Affiliates: The staff clarified that affiliated investment advisers (or affiliated broker-dealers) may create and deliver a combined Form CRS. The staff also indicated that a firm with multiple affiliates can combine disclosure in one Form CRS, but the staff cautioned that the page limits still apply and that the firm “should be mindful of the potential that additional information from multiple affiliates could “obscure or impede understanding.”  It also should be mindful that it is required “to present brokerage and investment advisory information with equal prominence and in a manner that clearly distinguishes and facilitates comparison.”

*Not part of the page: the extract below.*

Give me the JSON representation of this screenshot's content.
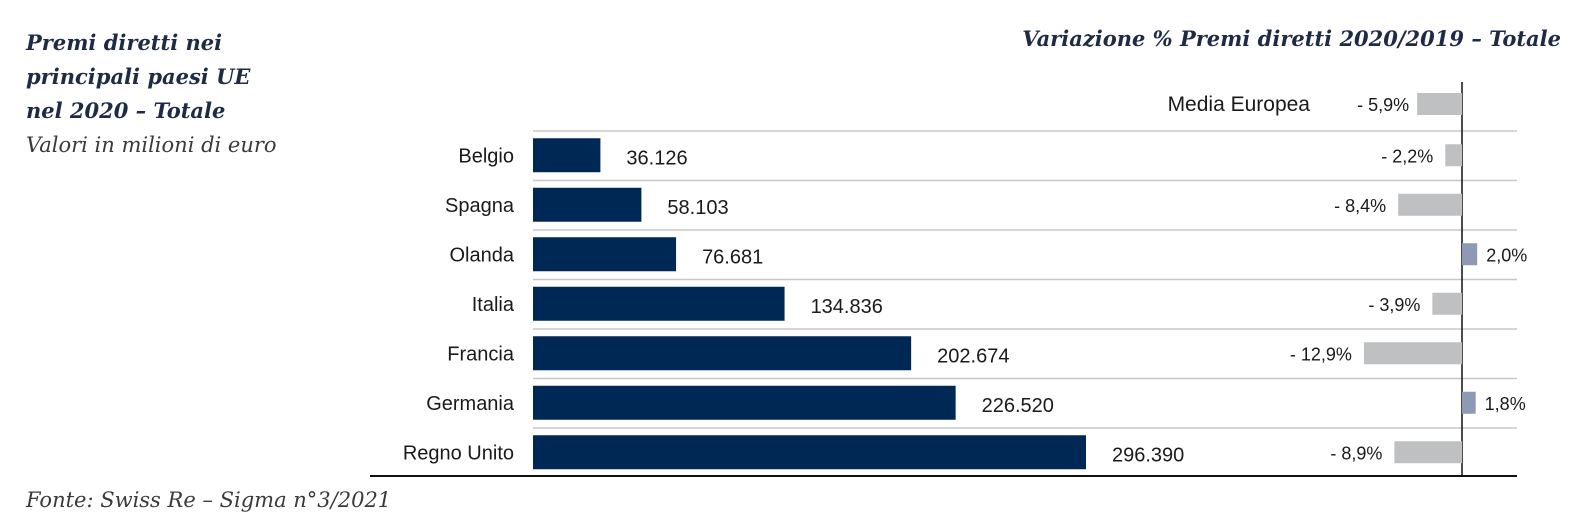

Sub-advisers: The staff stated that in circumstances where an adviser replaces a sub-adviser, and there are no changes to the advisory agreement, services, investments, or conflicts of interest that would make the information in the adviser’s Form CRS materially inaccurate, the staff would not object if the firm does not consider this a material change that would require the adviser to amend its Form CRS. The staff did not clarify the types of changes to the advisory agreement, services, investments or conflicts that would be considered material changes.

Disciplinary history: The staff clarified that a firm that reports disciplinary history related to its parent company in response to Item 11 on the firm’s Form ADV and Items 11A-K on the firm’s Form BD must answer “yes” to Item 4 in Form CRS.

Foreign language: Finally, the staff stated that it would not object to the delivery of a complete translation of Form CRS in a foreign language so long as the firm also delivers a separate English Form CRS at the same time.